Джош молчит, ему вдруг становится не по себе. Этот Рекс, оказывается, не только хихикать умеет.

– Кому-то ведь ты должен доверять, так? Ты же здесь посторонний, а я в самой гуще. Гарри, он такой. Доброе сердце. За других заступается. По простоте. А ты доверяй мне. Я тебе друг.

– Да уж, друг. Норовишь подвести. И кто все начал? Кто мне подножку подставил? Рекс пожимает плечами.

– Не я.

– Не ты мне подставил подножку?

– Этого я не сказал. Я сказал, что не я все начал. Ты сам все начал. Ты зануда. Девчонки просто спятили. Так я с Бетси улажу?

– Я сказал тебе – нет!

– Тебе она что, не нравится?

Ишь какой парень, как ни кинь, всюду решка.

– Эй, ты куда?

Джош, не отвечая, уходит.

– На крикет не приходи! Не то они тебе зададут! Джош в этом нисколько не сомневается, но идет дальше и ничего не отвечает.

– Если ты появишься на крикете, я останусь без места. Я ловлю за воротцами.

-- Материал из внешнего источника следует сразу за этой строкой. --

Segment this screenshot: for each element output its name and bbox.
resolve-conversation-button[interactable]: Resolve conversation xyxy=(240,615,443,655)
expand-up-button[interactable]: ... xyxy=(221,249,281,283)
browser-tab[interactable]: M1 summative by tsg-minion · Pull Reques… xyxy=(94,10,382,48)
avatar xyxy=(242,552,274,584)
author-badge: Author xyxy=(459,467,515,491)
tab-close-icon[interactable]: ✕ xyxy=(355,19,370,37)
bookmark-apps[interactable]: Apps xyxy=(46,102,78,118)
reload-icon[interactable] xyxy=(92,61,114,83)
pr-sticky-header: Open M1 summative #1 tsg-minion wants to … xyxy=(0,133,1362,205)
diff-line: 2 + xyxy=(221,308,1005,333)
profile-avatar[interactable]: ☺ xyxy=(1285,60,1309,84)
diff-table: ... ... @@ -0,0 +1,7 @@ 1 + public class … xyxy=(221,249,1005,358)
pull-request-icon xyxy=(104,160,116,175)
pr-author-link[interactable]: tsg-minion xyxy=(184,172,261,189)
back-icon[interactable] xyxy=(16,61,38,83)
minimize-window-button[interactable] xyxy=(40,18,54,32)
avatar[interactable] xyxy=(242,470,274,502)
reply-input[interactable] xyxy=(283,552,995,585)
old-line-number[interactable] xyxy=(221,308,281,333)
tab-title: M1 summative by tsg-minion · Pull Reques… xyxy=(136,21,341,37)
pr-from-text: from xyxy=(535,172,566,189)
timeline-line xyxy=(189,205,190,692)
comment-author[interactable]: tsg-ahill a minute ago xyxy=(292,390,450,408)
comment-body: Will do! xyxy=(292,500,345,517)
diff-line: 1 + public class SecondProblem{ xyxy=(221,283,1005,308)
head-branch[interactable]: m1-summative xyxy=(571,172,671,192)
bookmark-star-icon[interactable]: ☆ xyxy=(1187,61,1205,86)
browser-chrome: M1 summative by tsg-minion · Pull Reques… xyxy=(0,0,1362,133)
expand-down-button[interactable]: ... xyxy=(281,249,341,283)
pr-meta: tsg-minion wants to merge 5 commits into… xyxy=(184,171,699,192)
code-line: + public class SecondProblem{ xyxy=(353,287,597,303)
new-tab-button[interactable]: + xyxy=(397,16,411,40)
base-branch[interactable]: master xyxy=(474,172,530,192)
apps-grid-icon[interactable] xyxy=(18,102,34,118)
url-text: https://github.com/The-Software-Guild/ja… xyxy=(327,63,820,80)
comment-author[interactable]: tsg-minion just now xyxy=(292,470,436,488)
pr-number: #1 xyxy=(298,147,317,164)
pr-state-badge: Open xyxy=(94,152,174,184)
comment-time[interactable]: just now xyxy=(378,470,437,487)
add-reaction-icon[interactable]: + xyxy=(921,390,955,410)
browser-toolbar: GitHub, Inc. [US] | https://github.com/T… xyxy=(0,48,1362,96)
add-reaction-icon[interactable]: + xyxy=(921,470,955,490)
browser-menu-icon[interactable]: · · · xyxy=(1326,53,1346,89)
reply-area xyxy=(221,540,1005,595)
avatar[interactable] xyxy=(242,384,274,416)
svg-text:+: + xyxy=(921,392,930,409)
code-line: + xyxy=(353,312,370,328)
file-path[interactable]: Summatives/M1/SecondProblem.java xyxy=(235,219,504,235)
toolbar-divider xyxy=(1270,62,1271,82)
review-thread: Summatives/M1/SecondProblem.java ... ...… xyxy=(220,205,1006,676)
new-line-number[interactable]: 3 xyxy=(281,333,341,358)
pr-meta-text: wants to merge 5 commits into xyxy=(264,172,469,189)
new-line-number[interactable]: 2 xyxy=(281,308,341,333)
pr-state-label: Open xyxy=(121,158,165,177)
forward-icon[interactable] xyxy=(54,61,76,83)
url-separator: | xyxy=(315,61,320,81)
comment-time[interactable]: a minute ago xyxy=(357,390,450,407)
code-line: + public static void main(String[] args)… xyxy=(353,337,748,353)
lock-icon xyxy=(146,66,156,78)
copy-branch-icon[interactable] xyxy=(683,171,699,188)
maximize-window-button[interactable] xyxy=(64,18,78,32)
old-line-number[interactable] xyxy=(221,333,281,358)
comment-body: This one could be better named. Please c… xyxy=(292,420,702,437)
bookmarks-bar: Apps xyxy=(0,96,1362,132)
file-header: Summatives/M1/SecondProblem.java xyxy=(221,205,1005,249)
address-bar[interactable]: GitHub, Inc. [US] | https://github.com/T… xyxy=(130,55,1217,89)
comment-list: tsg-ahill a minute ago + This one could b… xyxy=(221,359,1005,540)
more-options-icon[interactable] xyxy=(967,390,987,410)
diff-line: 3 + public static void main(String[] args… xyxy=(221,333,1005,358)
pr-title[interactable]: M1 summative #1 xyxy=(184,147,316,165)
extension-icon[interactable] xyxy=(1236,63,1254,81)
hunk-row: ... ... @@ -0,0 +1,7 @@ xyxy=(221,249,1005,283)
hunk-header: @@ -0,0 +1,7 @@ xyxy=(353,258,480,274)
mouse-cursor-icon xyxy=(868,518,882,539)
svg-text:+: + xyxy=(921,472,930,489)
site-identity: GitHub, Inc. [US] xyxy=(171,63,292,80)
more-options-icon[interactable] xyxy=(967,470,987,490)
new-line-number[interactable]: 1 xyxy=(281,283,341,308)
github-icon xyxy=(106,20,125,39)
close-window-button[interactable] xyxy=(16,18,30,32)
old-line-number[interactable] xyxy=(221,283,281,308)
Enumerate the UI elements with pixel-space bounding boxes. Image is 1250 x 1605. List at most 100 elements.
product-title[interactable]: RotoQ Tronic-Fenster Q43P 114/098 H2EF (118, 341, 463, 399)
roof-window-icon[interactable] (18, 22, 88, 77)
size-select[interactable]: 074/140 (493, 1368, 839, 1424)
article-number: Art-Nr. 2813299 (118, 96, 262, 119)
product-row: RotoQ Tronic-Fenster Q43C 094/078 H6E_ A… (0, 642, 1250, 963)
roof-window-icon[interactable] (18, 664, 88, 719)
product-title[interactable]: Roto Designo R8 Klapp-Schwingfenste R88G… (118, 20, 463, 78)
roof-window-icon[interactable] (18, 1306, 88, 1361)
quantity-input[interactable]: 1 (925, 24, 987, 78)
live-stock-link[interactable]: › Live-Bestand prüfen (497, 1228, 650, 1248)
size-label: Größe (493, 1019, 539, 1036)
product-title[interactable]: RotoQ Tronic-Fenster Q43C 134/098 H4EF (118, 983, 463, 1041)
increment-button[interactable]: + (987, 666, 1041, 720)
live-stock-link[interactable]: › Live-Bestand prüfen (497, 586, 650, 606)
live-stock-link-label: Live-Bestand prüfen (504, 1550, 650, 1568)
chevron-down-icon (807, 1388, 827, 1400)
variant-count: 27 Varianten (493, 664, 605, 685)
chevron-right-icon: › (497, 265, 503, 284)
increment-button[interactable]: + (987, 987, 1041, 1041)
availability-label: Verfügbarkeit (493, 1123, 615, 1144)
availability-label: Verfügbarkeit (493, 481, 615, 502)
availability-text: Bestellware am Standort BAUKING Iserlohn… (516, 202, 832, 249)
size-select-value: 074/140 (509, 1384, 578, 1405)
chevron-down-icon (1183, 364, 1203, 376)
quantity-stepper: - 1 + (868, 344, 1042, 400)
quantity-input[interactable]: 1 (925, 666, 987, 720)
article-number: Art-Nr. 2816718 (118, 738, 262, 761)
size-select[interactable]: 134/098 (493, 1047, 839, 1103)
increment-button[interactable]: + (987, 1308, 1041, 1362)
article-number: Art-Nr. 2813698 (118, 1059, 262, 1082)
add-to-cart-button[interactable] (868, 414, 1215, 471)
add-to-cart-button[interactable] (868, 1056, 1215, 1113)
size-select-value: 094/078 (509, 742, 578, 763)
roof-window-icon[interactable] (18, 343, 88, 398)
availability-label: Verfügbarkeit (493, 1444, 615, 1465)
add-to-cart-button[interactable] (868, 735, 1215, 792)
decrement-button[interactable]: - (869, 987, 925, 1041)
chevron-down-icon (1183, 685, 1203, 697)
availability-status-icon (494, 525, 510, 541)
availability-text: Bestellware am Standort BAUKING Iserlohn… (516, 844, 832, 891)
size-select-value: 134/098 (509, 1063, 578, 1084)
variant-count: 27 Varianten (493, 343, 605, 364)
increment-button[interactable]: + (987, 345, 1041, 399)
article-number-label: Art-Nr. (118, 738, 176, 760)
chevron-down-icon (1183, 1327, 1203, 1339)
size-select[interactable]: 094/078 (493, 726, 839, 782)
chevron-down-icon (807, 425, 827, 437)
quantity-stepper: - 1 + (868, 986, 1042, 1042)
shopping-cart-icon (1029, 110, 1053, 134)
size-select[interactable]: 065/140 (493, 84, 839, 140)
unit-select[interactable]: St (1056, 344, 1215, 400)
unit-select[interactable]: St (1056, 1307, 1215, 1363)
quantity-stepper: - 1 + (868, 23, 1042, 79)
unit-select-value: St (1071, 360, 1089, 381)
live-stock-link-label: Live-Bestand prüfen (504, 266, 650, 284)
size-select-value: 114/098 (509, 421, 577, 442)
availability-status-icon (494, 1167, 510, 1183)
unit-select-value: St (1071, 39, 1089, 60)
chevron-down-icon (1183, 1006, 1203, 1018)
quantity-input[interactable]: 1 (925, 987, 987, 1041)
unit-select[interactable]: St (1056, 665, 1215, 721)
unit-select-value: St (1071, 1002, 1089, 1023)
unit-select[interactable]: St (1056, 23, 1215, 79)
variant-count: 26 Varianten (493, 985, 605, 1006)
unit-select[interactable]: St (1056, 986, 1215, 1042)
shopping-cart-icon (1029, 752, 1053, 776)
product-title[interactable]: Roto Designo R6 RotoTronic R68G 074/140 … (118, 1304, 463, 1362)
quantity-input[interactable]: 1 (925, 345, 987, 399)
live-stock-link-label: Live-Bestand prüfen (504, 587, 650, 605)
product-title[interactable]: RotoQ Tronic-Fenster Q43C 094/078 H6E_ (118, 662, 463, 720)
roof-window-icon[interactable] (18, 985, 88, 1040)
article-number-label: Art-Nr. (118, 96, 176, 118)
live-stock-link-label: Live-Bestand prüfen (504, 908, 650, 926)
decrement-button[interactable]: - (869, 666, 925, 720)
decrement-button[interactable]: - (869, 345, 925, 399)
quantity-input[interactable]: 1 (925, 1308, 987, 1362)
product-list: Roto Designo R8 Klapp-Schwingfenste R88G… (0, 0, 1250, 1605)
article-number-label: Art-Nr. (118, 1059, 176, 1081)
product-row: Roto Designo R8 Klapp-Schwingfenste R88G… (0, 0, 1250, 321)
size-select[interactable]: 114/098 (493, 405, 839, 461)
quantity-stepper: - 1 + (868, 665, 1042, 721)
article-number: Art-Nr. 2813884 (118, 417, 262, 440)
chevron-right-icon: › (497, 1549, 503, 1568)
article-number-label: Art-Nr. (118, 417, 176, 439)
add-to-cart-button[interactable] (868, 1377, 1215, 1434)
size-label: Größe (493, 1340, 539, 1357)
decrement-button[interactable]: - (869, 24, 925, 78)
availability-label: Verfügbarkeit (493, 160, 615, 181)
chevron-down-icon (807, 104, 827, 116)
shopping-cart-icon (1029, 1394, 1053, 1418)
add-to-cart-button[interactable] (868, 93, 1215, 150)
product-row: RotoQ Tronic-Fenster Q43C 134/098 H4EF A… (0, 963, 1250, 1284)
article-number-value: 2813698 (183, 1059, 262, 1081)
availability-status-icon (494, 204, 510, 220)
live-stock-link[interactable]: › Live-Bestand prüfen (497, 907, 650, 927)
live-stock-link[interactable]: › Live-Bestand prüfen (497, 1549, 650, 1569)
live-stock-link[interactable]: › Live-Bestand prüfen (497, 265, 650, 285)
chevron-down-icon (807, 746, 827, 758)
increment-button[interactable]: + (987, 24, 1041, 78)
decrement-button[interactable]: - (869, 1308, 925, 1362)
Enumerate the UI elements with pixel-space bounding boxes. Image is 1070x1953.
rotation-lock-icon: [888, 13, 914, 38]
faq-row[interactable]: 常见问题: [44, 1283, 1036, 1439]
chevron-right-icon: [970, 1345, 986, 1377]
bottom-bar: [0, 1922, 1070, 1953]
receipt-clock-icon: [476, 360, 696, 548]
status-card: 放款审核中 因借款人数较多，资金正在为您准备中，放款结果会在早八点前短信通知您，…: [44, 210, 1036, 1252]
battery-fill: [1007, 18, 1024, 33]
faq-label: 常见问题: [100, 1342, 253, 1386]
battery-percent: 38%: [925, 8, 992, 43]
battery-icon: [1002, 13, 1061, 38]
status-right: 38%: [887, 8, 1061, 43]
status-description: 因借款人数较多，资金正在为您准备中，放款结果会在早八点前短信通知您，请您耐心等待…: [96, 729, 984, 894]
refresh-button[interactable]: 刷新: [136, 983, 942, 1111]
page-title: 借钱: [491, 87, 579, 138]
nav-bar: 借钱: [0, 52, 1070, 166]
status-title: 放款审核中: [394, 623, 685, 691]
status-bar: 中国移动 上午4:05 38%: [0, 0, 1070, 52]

Джош поворачивается на каблуке и кричит:

– Значит, сегодня тебе играть не придется! И решительно шагает к дому тети Клары.

27

Джош на цыпочках пробирается по коридору с пустой корзинкой в руке. Интересно, который час? Он рассержен, его так и подмывает высказать тете Кларе все, что накопилось на сердце. Скрипнула под ногой половица.

Резкий голос из кухни:

– Это ты, Джош?

– Да, тетя Клара.

Кухонная дверь вдруг закрывается, захлопывается у него перед носом, точно опустился занавес, когда пьеса еще не доиграна. Тетя Клара говорит из-за двери:

– Поставь корзину с покупками в бельевой. Я потом разберу. Только закрой там дверь, чтобы кот не залез.

– Может быть, лучше на кухню?

– Нет, не лучше. Опять его отшили!

Джош проделывает все, как задумала тетя Клара: подхватывает и со стуком ставит корзинку, громко захлопывает дверь. Может быть, он даже перестарался. Не иначе как тут где-то находится Лора, это ясно. Хотя ее не видно и не слышно.

– Джош!

– Да, тетя Клара?

– Ступай оденься к матчу и приходи обедать. Форму тебе Билл принес. Она у тебя в комнате.

– Но еще ведь не пора обедать.

– Будет пора. Пожалуйста, сделай, как я прошу.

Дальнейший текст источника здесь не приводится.